La faiblesse de la R&D en entreprise et celle de la robotisation – en dehors du cas de l’Allemagne – révèlent l’aversion pour le risque élevée des entrepreneurs européens, qui sera difficile à corriger. La faiblesse des compétences des adultes risque fort d’être permanente, puisque les compétences des jeunes mesurées par l’enquête PISA sont très faibles (en Allemagne, en France, en Espagne, en Italie…). La politique agressive de l’administration américaine va évidemment durer.

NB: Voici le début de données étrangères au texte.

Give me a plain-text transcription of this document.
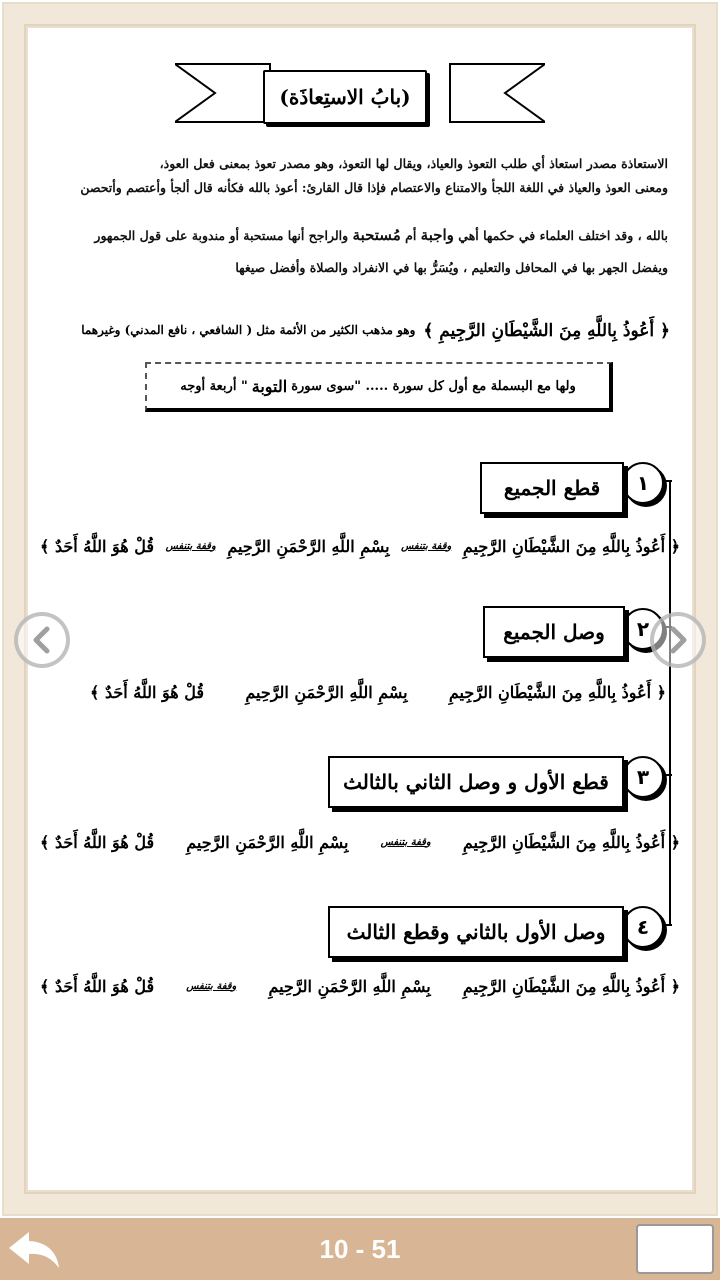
(بابُ الاستِعاذَة)
الاستعاذة مصدر استعاذ أي طلب التعوذ والعياذ، ويقال لها التعوذ، وهو مصدر تعوذ بمعنى فعل العوذ،
ومعنى العوذ والعياذ في اللغة اللجأ والامتناع والاعتصام فإذا قال القارئ: أعوذ بالله فكأنه قال ألجأ وأعتصم وأتحصن
بالله ، وقد اختلف العلماء في حكمها أهي واجبة أم مُستحبة والراجح أنها مستحبة أو مندوبة على قول الجمهور
ويفضل الجهر بها في المحافل والتعليم ، ويُسَرُّ بها في الانفراد والصلاة وأفضل صيغها
﴿ أَعُوذُ بِاللَّهِ مِنَ الشَّيْطَانِ الرَّجِيمِ ﴾
وهو مذهب الكثير من الأئمة مثل ( الشافعي ، نافع المدني) وغيرهما
ولها مع البسملة مع أول كل سورة ..... "سوى سورة
التوبة
" أربعة أوجه
١
قطع الجميع
﴿ أَعُوذُ بِاللَّهِ مِنَ الشَّيْطَانِ الرَّجِيمِ
وقفة بتنفس
بِسْمِ اللَّهِ الرَّحْمَنِ الرَّحِيمِ
وقفة بتنفس
قُلْ هُوَ اللَّهُ أَحَدٌ ﴾
٢
وصل الجميع
﴿ أَعُوذُ بِاللَّهِ مِنَ الشَّيْطَانِ الرَّجِيمِ
بِسْمِ اللَّهِ الرَّحْمَنِ الرَّحِيمِ
قُلْ هُوَ اللَّهُ أَحَدٌ ﴾
٣
قطع الأول و وصل الثاني بالثالث
﴿ أَعُوذُ بِاللَّهِ مِنَ الشَّيْطَانِ الرَّجِيمِ
وقفة بتنفس
بِسْمِ اللَّهِ الرَّحْمَنِ الرَّحِيمِ
قُلْ هُوَ اللَّهُ أَحَدٌ ﴾
٤
وصل الأول بالثاني وقطع الثالث
﴿ أَعُوذُ بِاللَّهِ مِنَ الشَّيْطَانِ الرَّجِيمِ
بِسْمِ اللَّهِ الرَّحْمَنِ الرَّحِيمِ
وقفة بتنفس
قُلْ هُوَ اللَّهُ أَحَدٌ ﴾
10 - 51
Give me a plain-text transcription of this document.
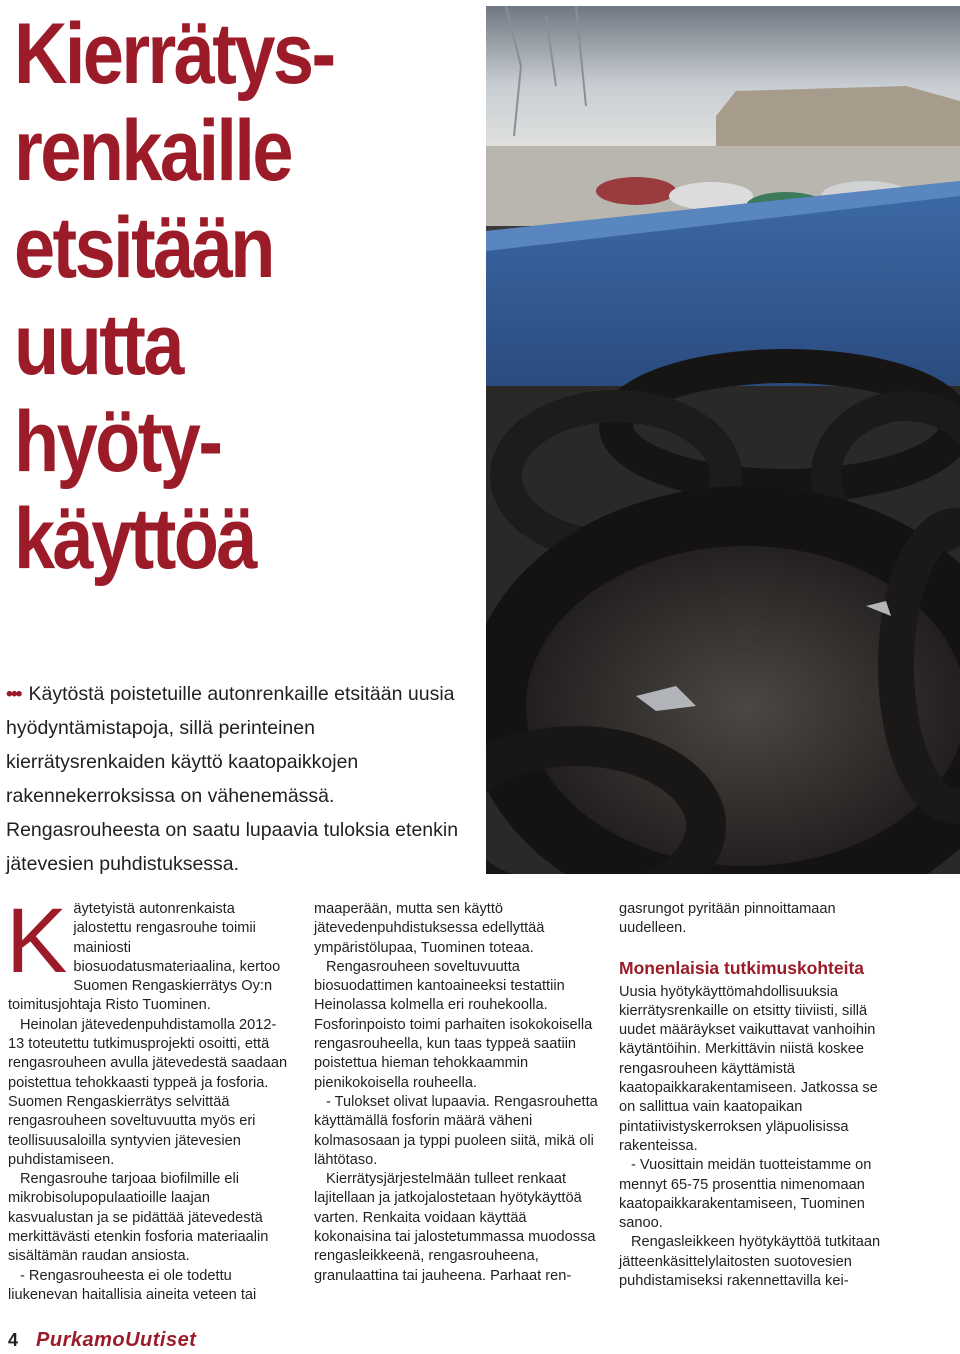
Kierrätys-
renkaille
etsitään
uutta
hyöty-
käyttöä

••• Käytöstä poistetuille autonrenkaille etsitään uusia hyödyntämistapoja, sillä perinteinen kierrätysrenkaiden käyttö kaatopaikkojen rakennekerroksissa on vähenemässä. Rengasrouheesta on saatu lupaavia tuloksia etenkin jätevesien puhdistuksessa.

Käytetyistä autonrenkaista jalostettu rengasrouhe toimii mainiosti biosuodatusmateriaalina, kertoo Suomen Rengaskierrätys Oy:n toimitusjohtaja Risto Tuominen.

Heinolan jätevedenpuhdistamolla 2012-13 toteutettu tutkimusprojekti osoitti, että rengasrouheen avulla jätevedestä saadaan poistettua tehokkaasti typpeä ja fosforia. Suomen Rengaskierrätys selvittää rengasrouheen soveltuvuutta myös eri teollisuusaloilla syntyvien jätevesien puhdistamiseen.

Rengasrouhe tarjoaa biofilmille eli mikrobisolupopulaatioille laajan kasvualustan ja se pidättää jätevedestä merkittävästi etenkin fosforia materiaalin sisältämän raudan ansiosta.

- Rengasrouheesta ei ole todettu liukenevan haitallisia aineita veteen tai

maaperään, mutta sen käyttö jätevedenpuhdistuksessa edellyttää ympäristölupaa, Tuominen toteaa.

Rengasrouheen soveltuvuutta biosuodattimen kantoaineeksi testattiin Heinolassa kolmella eri rouhekoolla. Fosforinpoisto toimi parhaiten isokokoisella rengasrouheella, kun taas typpeä saatiin poistettua hieman tehokkaammin pienikokoisella rouheella.

- Tulokset olivat lupaavia. Rengasrouhetta käyttämällä fosforin määrä väheni kolmasosaan ja typpi puoleen siitä, mikä oli lähtötaso.

Kierrätysjärjestelmään tulleet renkaat lajitellaan ja jatkojalostetaan hyötykäyttöä varten. Renkaita voidaan käyttää kokonaisina tai jalostetummassa muodossa rengasleikkeenä, rengasrouheena, granulaattina tai jauheena. Parhaat ren-

gasrungot pyritään pinnoittamaan uudelleen.

Monenlaisia tutkimuskohteita

Uusia hyötykäyttömahdollisuuksia kierrätysrenkaille on etsitty tiiviisti, sillä uudet määräykset vaikuttavat vanhoihin käytäntöihin. Merkittävin niistä koskee rengasrouheen käyttämistä kaatopaikkarakentamiseen. Jatkossa se on sallittua vain kaatopaikan pintatiivistyskerroksen yläpuolisissa rakenteissa.

- Vuosittain meidän tuotteistamme on mennyt 65-75 prosenttia nimenomaan kaatopaikkarakentamiseen, Tuominen sanoo.

Rengasleikkeen hyötykäyttöä tutkitaan jätteenkäsittelylaitosten suotovesien puhdistamiseksi rakennettavilla kei-

4 PurkamoUutiset
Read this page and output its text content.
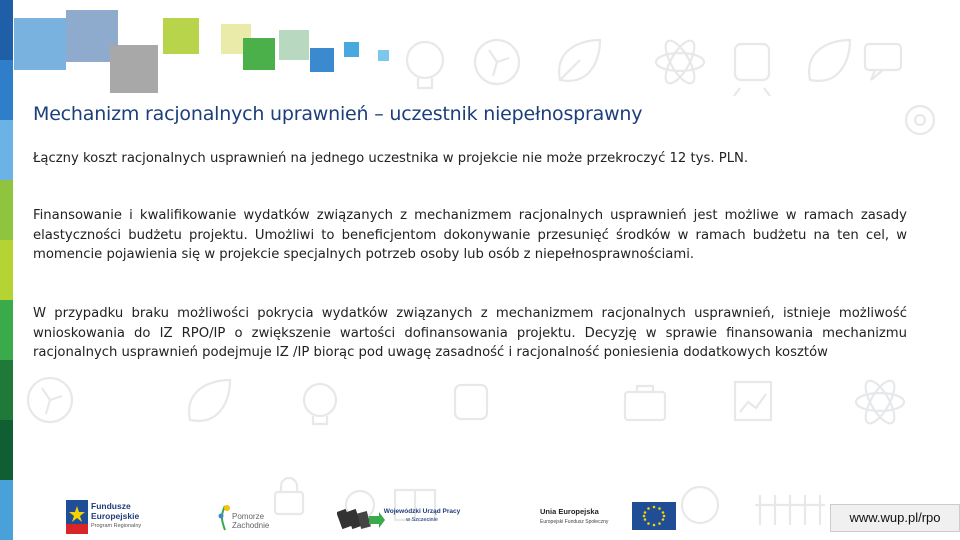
Mechanizm racjonalnych uprawnień – uczestnik niepełnosprawny
Łączny koszt racjonalnych usprawnień na jednego uczestnika w projekcie nie może przekroczyć 12 tys. PLN.
Finansowanie i kwalifikowanie wydatków związanych z mechanizmem racjonalnych usprawnień jest możliwe w ramach zasady elastyczności budżetu projektu. Umożliwi to beneficjentom dokonywanie przesunięć środków w ramach budżetu na ten cel, w momencie pojawienia się w projekcie specjalnych potrzeb osoby lub osób z niepełnosprawnościami.
W przypadku braku możliwości pokrycia wydatków związanych z mechanizmem racjonalnych usprawnień, istnieje możliwość wnioskowania do IZ RPO/IP o zwiększenie wartości dofinansowania projektu. Decyzję w sprawie finansowania mechanizmu racjonalnych usprawnień podejmuje IZ /IP biorąc pod uwagę zasadność i racjonalność poniesienia dodatkowych kosztów
Fundusze
Europejskie
Program Regionalny
Pomorze
Zachodnie
Wojewódzki Urząd Pracy
w Szczecinie
Unia Europejska
Europejski Fundusz Społeczny	www.wup.pl/rpo
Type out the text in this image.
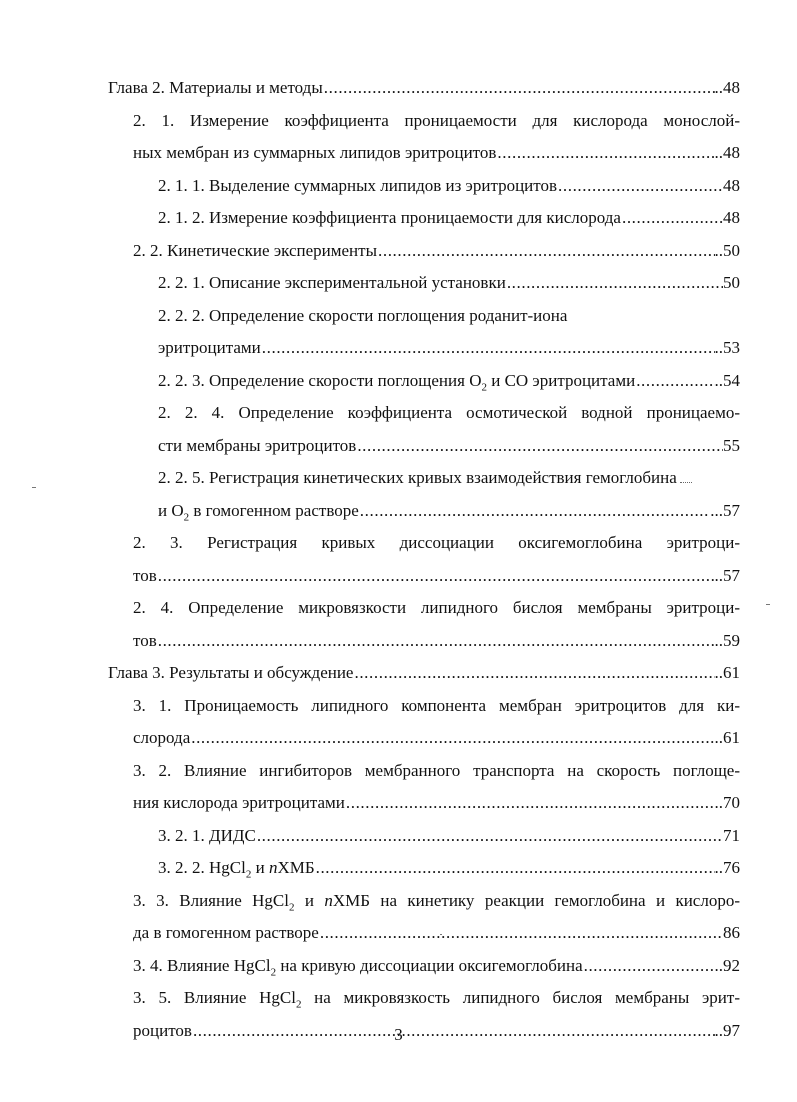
Глава 2. Материалы и методы .....	..48
2. 1. Измерение коэффициента проницаемости для кислорода монослой-
ных мембран из суммарных липидов эритроцитов .....	..48
2. 1. 1. Выделение суммарных липидов из эритроцитов .....	48
2. 1. 2. Измерение коэффициента проницаемости для кислорода .....	48
2. 2. Кинетические эксперименты .....	..50
2. 2. 1. Описание экспериментальной установки .....	50
2. 2. 2. Определение скорости поглощения роданит-иона
эритроцитами .....	..53
2. 2. 3. Определение скорости поглощения $O_2$ и CO эритроцитами .....	..54
2. 2. 4. Определение коэффициента осмотической водной проницаемо-
сти мембраны эритроцитов .....	55
2. 2. 5. Регистрация кинетических кривых взаимодействия гемоглобина
и $O_2$ в гомогенном растворе .....	...57
2. 3. Регистрация кривых диссоциации оксигемоглобина эритроци-
тов .....	..57
2. 4. Определение микровязкости липидного бислоя мембраны эритроци-
тов .....	..59
Глава 3. Результаты и обсуждение .....	..61
3. 1. Проницаемость липидного компонента мембран эритроцитов для ки-
слорода .....	..61
3. 2. Влияние ингибиторов мембранного транспорта на скорость поглоще-
ния кислорода эритроцитами .....	..70
3. 2. 1. ДИДС .....	71
3. 2. 2. HgCl$_2$ и nХМБ .....	..76
3. 3. Влияние HgCl$_2$ и nХМБ на кинетику реакции гемоглобина и кислоро-
да в гомогенном растворе .....	86
3. 4. Влияние HgCl$_2$ на кривую диссоциации оксигемоглобина .....	..92
3. 5. Влияние HgCl$_2$ на микровязкость липидного бислоя мембраны эрит-
роцитов .....	..97
3
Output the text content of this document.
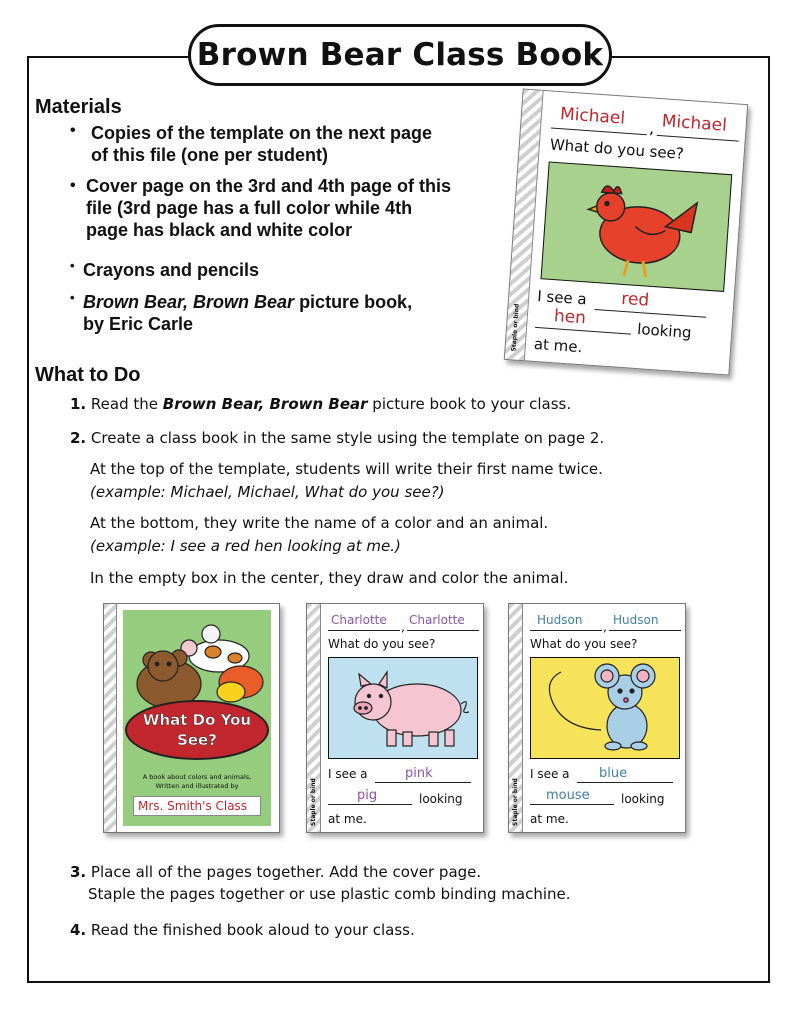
Brown Bear Class Book
Materials
• Copies of the template on the next page
of this file (one per student)
• Cover page on the 3rd and 4th page of this
file (3rd page has a full color while 4th
page has black and white color
• Crayons and pencils
• Brown Bear, Brown Bear picture book,
by Eric Carle	Staple or bind
Michael , Michael
What do you see?
I see a red
hen
looking
at me.
What to Do
1. Read the Brown Bear, Brown Bear picture book to your class.
2. Create a class book in the same style using the template on page 2.
At the top of the template, students will write their first name twice.
(example: Michael, Michael, What do you see?)
At the bottom, they write the name of a color and an animal.
(example: I see a red hen looking at me.)
In the empty box in the center, they draw and color the animal.
What Do You
See?
A book about colors and animals,
Written and illustrated by
Mrs. Smith's Class	Staple or bind
Charlotte , Charlotte
What do you see?
I see a	pink
pig	looking
at me.	Staple or bind
Hudson , Hudson
What do you see?
I see a blue
mouse	looking
at me.
3. Place all of the pages together. Add the cover page.
Staple the pages together or use plastic comb binding machine.
4. Read the finished book aloud to your class.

https://www.youtube.com/watch?v=8ZXbMg1Xf38
La compétitivité européenne était au programme des Rencontres économiques d’Aix-en-Provence 2025, lors d’une session réunissant Benoît BAZIN (Saint-Gobain), Thomas BUBERL (Axa), Patrick POUYANNÉ (TotalEnergies) et Clare WOODMAN (Morgan Stanley)

Les moyens d’actions sont donc limités. On peut penser toutefois au développement des secteurs qui restent forts (industrie de l’armement, industrie pharmaceutique, industrie agroalimentaire), à un financement européen et non national des investissements dans la production d’équipements militaires, au développement de quelques secteurs stratégiques (semi-conducteurs, batteries électriques), en acceptant des transferts de technologie vers l’Europe des industriels étrangers (chinois, taïwanais) en avance technologique sur l’Europe.